Another reality check was provided by Tom Andrews, UN special rapporteur on the human rights situation in Myanmar. He spoke of a fivefold increase in air strikes by the military on its people in the past five months. He estimated that 2.7 million people stand displaced, with another 1 million likely to enter this category by the end of 2024 and asserted that 18.6 million people, including six million children, need humanitarian assistance. As against these vast needs, the flow of aid is minimal, with aid donors facing logistical challenges in a nation ravaged by conflict.

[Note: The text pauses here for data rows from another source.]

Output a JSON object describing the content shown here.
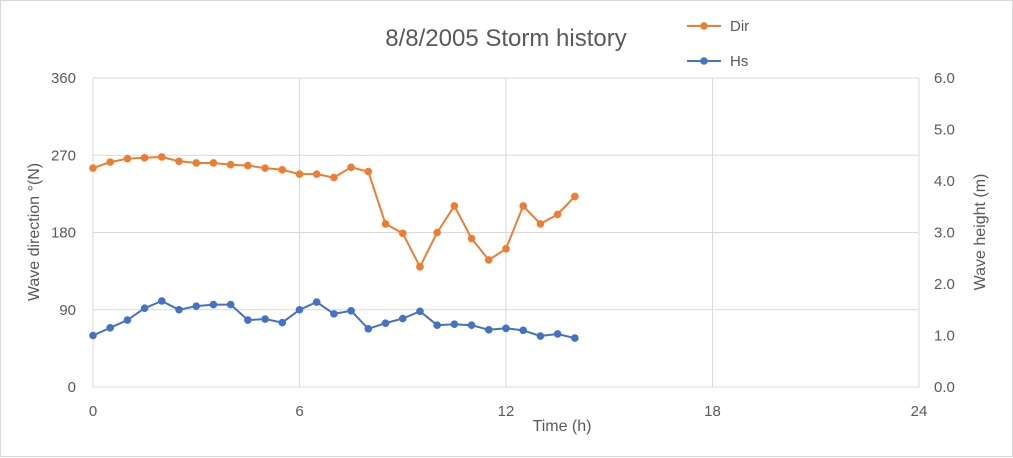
{
  "chart_data": {
    "type": "line",
    "title": "8/8/2005 Storm history",
    "xlabel": "Time (h)",
    "ylabel_left": "Wave direction °(N)",
    "ylabel_right": "Wave height (m)",
    "xlim": [
      0,
      24
    ],
    "ylim_left": [
      0,
      360
    ],
    "ylim_right": [
      0,
      6
    ],
    "x_ticks": [
      "0",
      "6",
      "12",
      "18",
      "24"
    ],
    "y_left_ticks": [
      "0",
      "90",
      "180",
      "270",
      "360"
    ],
    "y_right_ticks": [
      "0.0",
      "1.0",
      "2.0",
      "3.0",
      "4.0",
      "5.0",
      "6.0"
    ],
    "grid": true,
    "legend_position": "top-right",
    "series": [
      {
        "name": "Dir",
        "axis": "left",
        "color": "#ed7d31",
        "x": [
          0,
          0.5,
          1,
          1.5,
          2,
          2.5,
          3,
          3.5,
          4,
          4.5,
          5,
          5.5,
          6,
          6.5,
          7,
          7.5,
          8,
          8.5,
          9,
          9.5,
          10,
          10.5,
          11,
          11.5,
          12,
          12.5,
          13,
          13.5,
          14
        ],
        "values": [
          255,
          262,
          266,
          267,
          268,
          263,
          261,
          261,
          259,
          258,
          255,
          253,
          248,
          248,
          244,
          256,
          251,
          190,
          179,
          140,
          180,
          211,
          173,
          148,
          161,
          211,
          190,
          201,
          222
        ]
      },
      {
        "name": "Hs",
        "axis": "right",
        "color": "#4472c4",
        "x": [
          0,
          0.5,
          1,
          1.5,
          2,
          2.5,
          3,
          3.5,
          4,
          4.5,
          5,
          5.5,
          6,
          6.5,
          7,
          7.5,
          8,
          8.5,
          9,
          9.5,
          10,
          10.5,
          11,
          11.5,
          12,
          12.5,
          13,
          13.5,
          14
        ],
        "values": [
          1.0,
          1.15,
          1.3,
          1.53,
          1.67,
          1.5,
          1.57,
          1.6,
          1.6,
          1.3,
          1.32,
          1.25,
          1.5,
          1.65,
          1.42,
          1.48,
          1.13,
          1.24,
          1.33,
          1.47,
          1.2,
          1.22,
          1.2,
          1.11,
          1.14,
          1.1,
          0.99,
          1.03,
          0.95
        ]
      }
    ]
  }
}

Experts agree that given the prevailing animosities, Myanmar’s stakeholders are incapable of finding ways through which de-escalation of violence and delivery and distribution of humanitarian assistance may take place smoothly. The SAC and the Resistance are much too locked into a hostile frame to agree on a modus operandi to relieve people’s suffering. They need external help which can only come from Myanmar’s ASEAN partners and willing neighbours such as China, India, and possibly Bangladesh. The internal and external players, therefore, need to create a mechanism for crafting a programme that helps alleviate people’s hardship. One neighbour, Thailand under the new government, is ready to take concrete measures such as the creation of a “humanitarian corridor” inside Myanmar as a pilot project.

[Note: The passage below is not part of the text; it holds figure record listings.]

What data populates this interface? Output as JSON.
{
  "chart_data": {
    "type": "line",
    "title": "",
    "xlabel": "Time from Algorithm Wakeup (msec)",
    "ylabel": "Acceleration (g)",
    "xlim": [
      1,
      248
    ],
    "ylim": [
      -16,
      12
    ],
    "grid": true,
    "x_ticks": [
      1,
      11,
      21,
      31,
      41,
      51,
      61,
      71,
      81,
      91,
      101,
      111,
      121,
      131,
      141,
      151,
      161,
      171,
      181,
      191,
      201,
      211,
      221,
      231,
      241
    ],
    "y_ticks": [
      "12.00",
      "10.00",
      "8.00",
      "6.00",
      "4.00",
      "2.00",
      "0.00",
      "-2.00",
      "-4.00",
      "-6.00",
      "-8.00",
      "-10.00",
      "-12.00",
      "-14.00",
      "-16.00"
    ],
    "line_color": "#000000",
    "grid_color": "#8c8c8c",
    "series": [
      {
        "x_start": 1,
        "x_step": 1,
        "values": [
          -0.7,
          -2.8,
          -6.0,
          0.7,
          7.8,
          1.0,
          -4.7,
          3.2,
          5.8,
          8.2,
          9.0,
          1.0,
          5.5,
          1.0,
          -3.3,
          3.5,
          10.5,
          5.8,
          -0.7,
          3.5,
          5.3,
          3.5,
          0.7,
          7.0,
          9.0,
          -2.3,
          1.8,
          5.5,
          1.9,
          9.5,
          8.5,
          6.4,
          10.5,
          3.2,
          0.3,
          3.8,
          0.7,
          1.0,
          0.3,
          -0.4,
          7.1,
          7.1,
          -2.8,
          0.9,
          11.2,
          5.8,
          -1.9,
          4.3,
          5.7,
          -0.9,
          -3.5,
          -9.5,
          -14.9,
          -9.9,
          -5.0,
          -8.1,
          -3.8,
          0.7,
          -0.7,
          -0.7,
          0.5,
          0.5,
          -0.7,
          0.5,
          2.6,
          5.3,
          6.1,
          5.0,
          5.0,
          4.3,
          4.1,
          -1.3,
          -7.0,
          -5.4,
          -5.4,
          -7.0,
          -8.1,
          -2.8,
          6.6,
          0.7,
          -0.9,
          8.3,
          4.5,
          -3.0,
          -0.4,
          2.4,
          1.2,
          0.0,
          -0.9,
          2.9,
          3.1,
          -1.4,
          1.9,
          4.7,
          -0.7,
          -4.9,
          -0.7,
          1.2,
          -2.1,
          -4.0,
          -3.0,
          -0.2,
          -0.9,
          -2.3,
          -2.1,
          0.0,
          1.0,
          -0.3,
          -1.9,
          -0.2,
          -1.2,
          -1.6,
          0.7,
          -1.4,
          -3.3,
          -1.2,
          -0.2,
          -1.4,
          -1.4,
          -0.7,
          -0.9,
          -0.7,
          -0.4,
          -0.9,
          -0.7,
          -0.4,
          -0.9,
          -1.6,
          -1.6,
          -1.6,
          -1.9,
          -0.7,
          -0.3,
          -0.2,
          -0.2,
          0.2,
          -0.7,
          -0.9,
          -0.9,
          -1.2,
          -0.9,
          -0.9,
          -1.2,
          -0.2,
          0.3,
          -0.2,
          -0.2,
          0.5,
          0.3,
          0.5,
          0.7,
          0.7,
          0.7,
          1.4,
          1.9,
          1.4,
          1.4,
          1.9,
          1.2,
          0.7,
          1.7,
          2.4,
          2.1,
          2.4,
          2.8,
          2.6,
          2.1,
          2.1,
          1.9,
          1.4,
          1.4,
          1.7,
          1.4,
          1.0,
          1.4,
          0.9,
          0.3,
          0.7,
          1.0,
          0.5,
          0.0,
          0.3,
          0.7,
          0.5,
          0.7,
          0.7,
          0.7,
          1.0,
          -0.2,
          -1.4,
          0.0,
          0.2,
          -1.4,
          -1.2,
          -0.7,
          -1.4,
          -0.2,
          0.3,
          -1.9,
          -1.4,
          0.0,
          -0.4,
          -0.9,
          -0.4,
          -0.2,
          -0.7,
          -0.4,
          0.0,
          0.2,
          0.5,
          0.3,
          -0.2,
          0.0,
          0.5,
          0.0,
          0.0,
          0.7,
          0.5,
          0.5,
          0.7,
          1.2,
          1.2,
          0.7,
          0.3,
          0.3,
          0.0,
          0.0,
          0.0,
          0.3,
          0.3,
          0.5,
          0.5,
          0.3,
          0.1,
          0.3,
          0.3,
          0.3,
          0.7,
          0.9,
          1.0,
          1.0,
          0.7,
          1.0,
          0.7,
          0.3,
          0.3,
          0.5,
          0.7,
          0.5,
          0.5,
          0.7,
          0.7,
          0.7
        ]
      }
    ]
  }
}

Going beyond the imperative need for an early cessation of the fighting, Myanmar’s friends should also suggest a pathway to the nation’s return to normalcy. For this purpose, they need to discover a via media between two contrasting positions — the SAC’s insistence on retaining the 2008 constitution and restoration of limited democracy after “controlled” elections, and the Resistance’s vision of a fully federal democratic union with an apolitical military under a new constitution. Even before a peace formula is conceived, a pressing need exists to create an innovative mechanism for dialogue among all relevant players. ASEAN’s Five Point Consensus (FPC), agreed in April 2021, has failed to deliver, despite its best endeavours.

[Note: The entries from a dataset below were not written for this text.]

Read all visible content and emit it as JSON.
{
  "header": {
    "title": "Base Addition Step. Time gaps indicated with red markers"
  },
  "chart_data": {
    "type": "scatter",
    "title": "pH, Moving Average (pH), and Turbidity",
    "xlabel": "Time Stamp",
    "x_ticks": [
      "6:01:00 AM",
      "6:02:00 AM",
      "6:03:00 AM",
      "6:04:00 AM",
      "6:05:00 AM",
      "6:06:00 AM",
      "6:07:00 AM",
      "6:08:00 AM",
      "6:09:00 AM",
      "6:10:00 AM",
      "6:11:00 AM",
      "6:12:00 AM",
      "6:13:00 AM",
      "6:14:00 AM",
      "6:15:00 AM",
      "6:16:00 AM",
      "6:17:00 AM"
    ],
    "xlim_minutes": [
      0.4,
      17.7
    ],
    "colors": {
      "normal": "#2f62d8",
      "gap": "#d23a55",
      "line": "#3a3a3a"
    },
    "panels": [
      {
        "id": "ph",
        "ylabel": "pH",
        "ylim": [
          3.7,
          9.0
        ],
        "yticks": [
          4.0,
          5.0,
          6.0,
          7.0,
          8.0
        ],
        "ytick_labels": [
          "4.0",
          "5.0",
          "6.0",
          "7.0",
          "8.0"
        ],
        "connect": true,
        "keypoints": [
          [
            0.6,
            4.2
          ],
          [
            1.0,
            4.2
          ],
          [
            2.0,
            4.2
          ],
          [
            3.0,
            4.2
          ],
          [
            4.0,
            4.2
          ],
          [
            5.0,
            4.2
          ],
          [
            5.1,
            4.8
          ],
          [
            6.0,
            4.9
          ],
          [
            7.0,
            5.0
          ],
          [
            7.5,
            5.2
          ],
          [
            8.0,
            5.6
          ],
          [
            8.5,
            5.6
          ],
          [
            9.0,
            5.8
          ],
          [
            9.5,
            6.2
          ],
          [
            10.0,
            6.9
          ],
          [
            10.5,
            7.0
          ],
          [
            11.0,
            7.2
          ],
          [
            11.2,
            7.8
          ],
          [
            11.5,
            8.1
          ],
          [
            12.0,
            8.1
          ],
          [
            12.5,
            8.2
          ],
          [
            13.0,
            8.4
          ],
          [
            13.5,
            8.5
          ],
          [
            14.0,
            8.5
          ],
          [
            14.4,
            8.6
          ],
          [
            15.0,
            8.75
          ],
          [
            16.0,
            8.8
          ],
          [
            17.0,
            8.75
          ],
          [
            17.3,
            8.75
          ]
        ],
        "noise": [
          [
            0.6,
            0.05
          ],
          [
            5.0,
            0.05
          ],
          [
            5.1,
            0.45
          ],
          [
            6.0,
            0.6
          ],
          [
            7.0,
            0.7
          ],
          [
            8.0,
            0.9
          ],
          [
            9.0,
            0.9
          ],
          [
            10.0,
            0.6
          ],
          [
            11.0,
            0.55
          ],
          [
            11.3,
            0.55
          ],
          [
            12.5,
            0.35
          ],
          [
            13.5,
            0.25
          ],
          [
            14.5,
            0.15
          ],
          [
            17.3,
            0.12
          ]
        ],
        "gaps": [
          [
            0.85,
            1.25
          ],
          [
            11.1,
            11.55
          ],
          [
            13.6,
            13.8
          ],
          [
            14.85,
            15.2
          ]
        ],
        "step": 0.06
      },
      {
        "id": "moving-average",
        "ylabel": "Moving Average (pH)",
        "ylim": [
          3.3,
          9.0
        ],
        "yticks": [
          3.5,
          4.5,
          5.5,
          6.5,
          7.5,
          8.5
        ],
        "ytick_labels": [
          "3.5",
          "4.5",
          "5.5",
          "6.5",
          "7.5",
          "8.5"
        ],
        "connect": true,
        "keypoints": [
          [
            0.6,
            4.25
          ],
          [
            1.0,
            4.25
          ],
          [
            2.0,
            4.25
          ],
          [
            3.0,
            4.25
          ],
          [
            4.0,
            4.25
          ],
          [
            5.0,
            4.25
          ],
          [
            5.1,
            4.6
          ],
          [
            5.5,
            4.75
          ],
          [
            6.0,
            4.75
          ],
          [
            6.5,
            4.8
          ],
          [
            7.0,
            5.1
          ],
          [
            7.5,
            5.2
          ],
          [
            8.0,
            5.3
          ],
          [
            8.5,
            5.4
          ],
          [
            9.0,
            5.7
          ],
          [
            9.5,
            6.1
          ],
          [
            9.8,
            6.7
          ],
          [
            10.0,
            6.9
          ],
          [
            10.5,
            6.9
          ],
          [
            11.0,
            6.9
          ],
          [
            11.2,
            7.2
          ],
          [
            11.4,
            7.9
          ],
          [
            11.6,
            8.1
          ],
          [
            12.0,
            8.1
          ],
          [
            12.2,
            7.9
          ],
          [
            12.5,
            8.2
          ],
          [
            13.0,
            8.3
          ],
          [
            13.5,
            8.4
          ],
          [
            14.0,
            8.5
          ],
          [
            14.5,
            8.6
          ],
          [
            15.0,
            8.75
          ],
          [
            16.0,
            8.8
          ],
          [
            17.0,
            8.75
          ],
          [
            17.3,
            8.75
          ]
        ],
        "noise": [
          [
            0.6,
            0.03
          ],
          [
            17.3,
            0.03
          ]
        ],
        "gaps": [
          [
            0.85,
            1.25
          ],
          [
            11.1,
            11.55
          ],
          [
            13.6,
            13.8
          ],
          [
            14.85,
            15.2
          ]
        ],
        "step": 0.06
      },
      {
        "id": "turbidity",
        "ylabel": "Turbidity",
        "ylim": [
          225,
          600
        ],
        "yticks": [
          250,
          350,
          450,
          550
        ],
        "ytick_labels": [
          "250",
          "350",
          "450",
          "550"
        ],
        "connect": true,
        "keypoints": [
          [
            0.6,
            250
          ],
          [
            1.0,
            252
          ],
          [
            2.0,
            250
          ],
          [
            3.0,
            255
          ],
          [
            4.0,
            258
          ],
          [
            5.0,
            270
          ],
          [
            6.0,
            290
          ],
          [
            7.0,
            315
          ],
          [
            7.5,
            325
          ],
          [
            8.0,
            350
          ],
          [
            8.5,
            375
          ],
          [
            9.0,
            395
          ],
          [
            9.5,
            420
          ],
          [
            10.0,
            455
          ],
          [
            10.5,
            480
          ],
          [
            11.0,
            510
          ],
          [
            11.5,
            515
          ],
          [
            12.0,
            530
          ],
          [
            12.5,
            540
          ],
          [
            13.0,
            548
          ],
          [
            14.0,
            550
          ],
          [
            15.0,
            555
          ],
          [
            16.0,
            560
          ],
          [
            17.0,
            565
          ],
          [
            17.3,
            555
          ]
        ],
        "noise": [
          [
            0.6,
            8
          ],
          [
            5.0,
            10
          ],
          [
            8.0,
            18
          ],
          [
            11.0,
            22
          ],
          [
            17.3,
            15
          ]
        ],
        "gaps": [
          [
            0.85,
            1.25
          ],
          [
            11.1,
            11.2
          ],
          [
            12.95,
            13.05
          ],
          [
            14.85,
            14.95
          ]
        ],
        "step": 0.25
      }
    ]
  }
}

Some experts have argued that Myanmar presents “a regional problem.” Indeed, it does so, but only in terms of its consequences, not causes which are essentially internal. The SAC, the initiator of conflict, is now in decline and faces “an existential threat”, claim some observers. Others assert that despite its failures and setbacks, it remains a tenacious entity. The Resistance reveals a triumphant spirit, although internal divergences and lack of cohesion are viewed as its Achilles heel. An outright victory of one party against the other seems unlikely. Perhaps neither side can prevail over the other with the help of guns, planes and drones. Both need to internalise that they are part of a single nation, and it is their combined duty to work for reconciliation.
Ironically enough, Aung San Suu Kyi, serving a 33-year long imprisonment, and the National League for Democracy, which secured a landslide victory in the last elections (November 2020), hardly figure in the current discourse. Yet, in many ways, she holds the key to a possible political solution.
As a major, interested, and affected neighbour, India can and should certainly help. India’s Myanmar experts need to develop a set of practical and pragmatic proposals, infused with an accurate reading of power dynamics, geopolitical play and the country’s history. They have a role in advising policymakers in New Delhi as well as shaping the regional approach to resolving the crisis in Myanmar. Its aggravation will inevitably threaten regional peace and progress. India’s eastern neighbourhood can ill afford that calamity.
Rajiv Bhatia is Distinguished Fellow, Foreign Policy Studies, Gateway House, and a former ambassador.